Ich wundere mich manchmal darüber, dass sich kleine Kinder über die Masken in den Gesichtern nicht mehr wundern. Wir stellen vielleicht fest, wie die Menschen bemüht sind, die Kommunikation mit einer stärker modulierten Stimme, mit einer klareren Körperbewegung und einer „übertriebenen“ Augen-Mimik zu unterstützen. Wir schenken uns alle auf eine gewisse Art „mehr“ Aufmerksamkeit, so mein Gefühl. Sicher gehen durch die Maske viele unwillkürlichen Gesichtsbewegungen als Information verloren, jedoch habe ich nicht den Eindruck, dass die Kinder dadurch allzu sehr verwirrt werden.

Wird es eine „Generation Corona“ geben, die langfristig von der Pandemie geprägt ist?

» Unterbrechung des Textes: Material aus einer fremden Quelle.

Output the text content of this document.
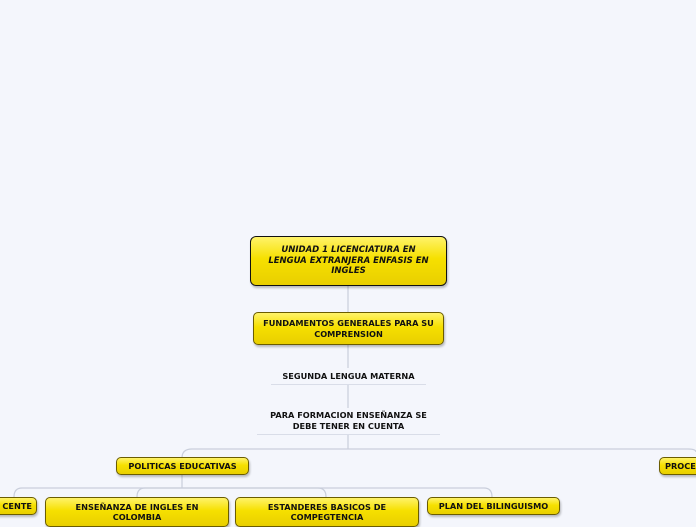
UNIDAD 1 LICENCIATURA EN LENGUA EXTRANJERA ENFASIS EN INGLES
FUNDAMENTOS GENERALES PARA SU COMPRENSION
SEGUNDA LENGUA MATERNA
PARA FORMACION ENSEÑANZA SE DEBE TENER EN CUENTA
POLITICAS EDUCATIVAS	PROCE
CENTE	ENSEÑANZA DE INGLES EN COLOMBIA
ESTANDERES BASICOS DE COMPEGTENCIA
PLAN DEL BILINGUISMO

Voos: Ja, ich denke schon, dass sich in dieser Zeit sehr viel verändert, was auch langfristig Auswirkungen haben wird. Wie werden wir mit Berührungen in der Zukunft umgehen? Wird sich unsere Angst vor Keimen und Infektionen steigern oder sogar abmildern? Wird zwanghaftes Verhalten gefördert? Werden wir bewusster miteinander umgehen? Gerade ältere Kinder und Jugendliche leiden unter der Einsamkeit und darunter, ihre Peer-Group nicht so treffen zu können, wie es ihnen guttäte. Doch kleinere Kinder wachsen zurzeit mit den verminderten Kontakten auf und ich bin sehr gespannt, was sich daraus ergibt. Ich stelle mir vor, dass wir Menschen – ähnlich wie beim Körpergewicht – eine Art „Set Point“ haben, also eine Art von Vorstellung davon, wieviel Kontakt, Beziehung und Berührung wir brauchen. Ich denke, der Umgang mit diesen Bedürfnissen wird vielleicht bewusster werden als er es bisher war.